3-Il Metodo RGB

Per le sue caratteristiche il metodo di RGB è particolarmente adatto nella rappresentazione e visualizzazione di immagini in dispositivi elettronici. Difatti, la maggior parte dei dispositivi, normalmente, usa combinazioni di Rosso, Verde e Blu per visualizzare i pixel di un’immagine, tuttavia ciò fa anche sì che lo stesso sia particolarmente dipendente dal dispositivo in sé: la stessa immagine potrebbe essere visualizzata in maniera diversa, se visualizzata su due dispositivi differenti, in quanto i materiali usati per realizzare gli schermi variano in base al produttore. Inoltre si possono notare differenze nel corso del tempo anche nello stesso dispositivo, per via del naturale deterioramento dello stesso.

Invece esso non è adatto per la stampa perché essa viene eseguita mediante sovrapposizione di pigmenti, nella quale ciascun pigmento riflette alcune frequenze luminose e ne assorbe, filtrandole, altre. Per questo si opterà per un modello di colori sottrattivo come il CMYK e non additivo come l’RGB.

Il Metodo RGB è un metodo di colori di tipo additivo e viene utilizzato nella quasi totalità dei casi dove è presente un illuminante, come nel caso del nostro monitor.
Il metodo RGB si compone di tre Colori Primari: il Rosso (Red), il Verde (Green) e il Blu (Blue) che, tramite la sintesi additiva, si sommano in combinazioni di due primari generando altri 3 colori detti Colori Secondari: Il Ciano (Cyan), il Magenta (Magenta), Il Giallo (Yellow), mentre formano il Bianco se sommati tutti.

  1. G+B = C – Cyan/Ciano
  2. B+R = M – Magenta
  3. R+G = Y – Yellow/Giallo

I colori primari che non contribuiscono alla formazione dei secondari prenono il nome di colori complementari:

  1. R+G = Y ⇒ Complementare di B
  2. G+B = C ⇒ Complementare di R
  3. B+R = M ⇒ Complementare di G

La loro caratteristica è appunto quella che, se sommiamo un colore primario al proprio complementare, otterremo una luce bianca

Nel nostro programma di editing il modello RGB viene rappresentato assegnando un valore di intensità ad ogni pixel che compone l’immagine.  .

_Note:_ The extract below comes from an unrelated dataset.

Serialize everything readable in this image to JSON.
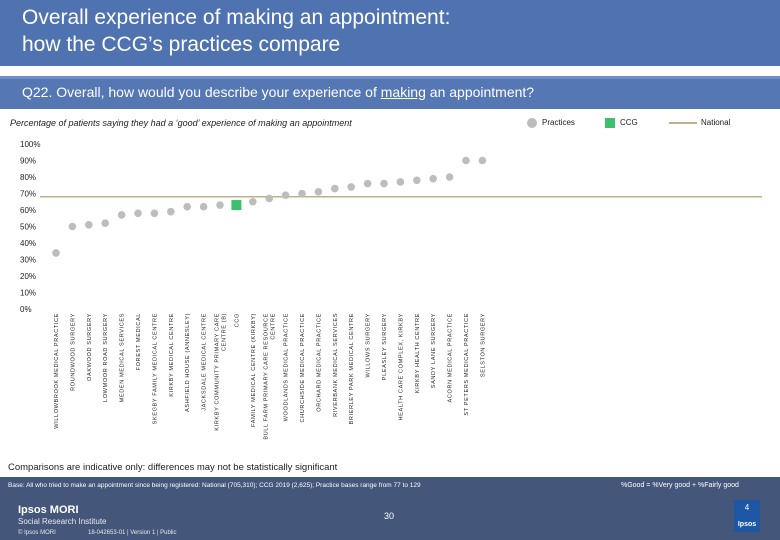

Questi valori di intensità determinano essenzialmente la profondità del colore, ovvero la quantità di diverse intensità luminose di ogni pixel di un’immagine a colori. In un’immagine a 8-bit di profondità le sfumature, di ogni canale RGB, sono espresse su una scala che va da 0 (nero) e 255 (bianco)

.

Le immagini RGB usano tre colori, o canali, per riprodurre tutti i colori presenti sullo schermo.
Nelle immagini a 8 bit per canale, quelle che normalmente usiamo in fotografia, i tre canali generano 24 bit di informazioni sui colori per ogni pixel (8 bit x 3 canali).
Se consideriamo le 256 variabili di intensità possibili in un’immagine di questa profondità possiamo riprodurre fino a 16,7 milioni di colori per pixel
256Rx256Gx256B=16777216 colori diversi
Osservare i colori prima di vederli

Ricordiamoci che in realtà i colori che vediamo sul nostro schermo sono in realtà una sovrapposizione di tre immagini o meglio tre canali: uno Rosso, uno Verde e uno Blu. Come nei nostri occhi i recettori sono stimolati dalla luce che si “divide” in colori così stesso accade nella rappresentazione RGB digitale, dove ogni pixel è rappresentato dai valori di ogni canale sovrapposti perfettamente.

Possiamo dire che i colori che vengono rappresentati sullo schermo sono un’interpretazione dei pixel che irradiano ai nostri occhi un’informazione visiva che viene potenzialmente influenzata o alterata da altri fattori, quale la fattura di uno schermo, la luce ambiente, la percezione più o meno corretta dei colori da parte del nostro occhio…

Per questo dobbiamo imparare a osservare i colori e carpire le informazioni che stanno dietro la loro rappresentazione grafica.
Scindere i colori in informazioni per cercare di risolvere i punti critici che possono portarci a travisarli e quindi a non elaborarli nel modo ottimale, in qualche modo dobbiamo cercare di vedere i colori non a colori.

Sebbene questa suoni come un controsenso la verità del colore sta nella sua proprietà e non nel suo aspetto visivo.